Yakın zamanda bir kimlik avı saldırısı gerçekleşti ve sadece 5 saat önce 36.316 dolar harcandı. Scam Sniffer'a (bir kripto güvenlik izleme platformu) göre, talihsiz kimlik avı olayında, saldırgan tüketiciyi kötü amaçlı bir transferi onaylaması için kandırdığında kurban yaklaşık 36.316 dolar kaybetti. Dolandırıcılık karşıtı şirket, bu olayın ayrıntılarını açıklamak için resmi X hesabına başvurdu.

5 saat önce, başka bir kurban DSProxy'nin sahipliğini değiştiren bir "setOwner" kimlik avı imzası imzalaması nedeniyle 36.316 $ kaybetti. https://t.co/xCFQ9dzzj7 pic.twitter.com/hVoyDvwnNv

— Dolandırıcılık Koklayıcısı | Web3 Anti-Dolandırıcılık (@realScamSniffer) 14 Eylül 2024

Sahtekarlık Dolandırıcılığı, Kurban'ın DSProxy'de Kötü Amaçlı Bir 'SetOwner' İmzası Atmasıyla 36.000 Doların Boşa Harcanmasına Neden Oldu

Scam Sniffer, kimlik avı saldırısının nihayetinde kurbanın DSProxy'sinin mülkiyetinin değişmesine yol açtığını belirtti. DSProxy, DeFi uygulamalarında çalışan akıllı bir sözleşme cüzdanı olarak çalışır. "setOwner" olarak geçen bir kimlik avı imzası, dolandırıcılıkta önemli bir rol oynadı. Saldırganların kurbanın dijital varlıklarını kontrol altına almak için kullandıkları aldatıcı bir yöntem olarak çalışır.

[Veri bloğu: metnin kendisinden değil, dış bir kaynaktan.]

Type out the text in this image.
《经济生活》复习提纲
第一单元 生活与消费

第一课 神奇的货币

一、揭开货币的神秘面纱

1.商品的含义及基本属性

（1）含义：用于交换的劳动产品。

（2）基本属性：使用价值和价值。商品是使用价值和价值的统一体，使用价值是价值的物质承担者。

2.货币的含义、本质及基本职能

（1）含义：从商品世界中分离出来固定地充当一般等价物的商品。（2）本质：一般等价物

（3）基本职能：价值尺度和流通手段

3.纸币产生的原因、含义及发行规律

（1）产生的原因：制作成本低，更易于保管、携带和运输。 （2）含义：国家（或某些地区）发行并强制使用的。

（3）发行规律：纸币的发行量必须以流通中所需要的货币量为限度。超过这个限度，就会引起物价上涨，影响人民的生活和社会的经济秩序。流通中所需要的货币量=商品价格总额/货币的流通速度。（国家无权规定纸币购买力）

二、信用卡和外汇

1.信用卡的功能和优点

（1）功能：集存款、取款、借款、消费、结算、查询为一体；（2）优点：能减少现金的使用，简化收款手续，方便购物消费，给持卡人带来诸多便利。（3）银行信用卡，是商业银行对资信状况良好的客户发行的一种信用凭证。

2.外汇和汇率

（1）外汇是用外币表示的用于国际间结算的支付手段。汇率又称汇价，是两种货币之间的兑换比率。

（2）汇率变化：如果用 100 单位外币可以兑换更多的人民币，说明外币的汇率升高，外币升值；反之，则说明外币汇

Bu özel olayda, kurban yanlışlıkla ilgili imzayı yetkilendirdi. İmzayı onaylarken, istismarcı bunun meşru bir transfer olduğuna inandı. Ancak, kötü niyetli transferi imzalayarak, kurban dolandırıcıyı DSProxy'sinin sahibi yaptı. Bunun ardından, istismarcı cüzdanı boşalttı ve 36.000 dijital varlığın kaybına neden oldu.

Bu Tür Kimlik Avı Saldırılarındaki Artış Daha Fazla Güvenlik Önlemi ve Farkındalık Gereksinimini Ortaya Koyuyor

Böyle bir kimlik avı saldırısı özellikle DeFi dünyasında tehlikelidir. Bu nedenle, genellikle merkezi olmayan platformlar ve akıllı sözleşmelerle iletişim kurar. İstismarcılar, kötü niyetli bazı transferleri sunmayı olağan göstererek kullanıcıların ilgili sistemlere olan güvenini istismar eder. Bu saldırıların artışı, Web3 sektöründeki tüketiciler arasında daha fazla güvenlik önlemi ve ek farkındalık gereksinimini vurgular.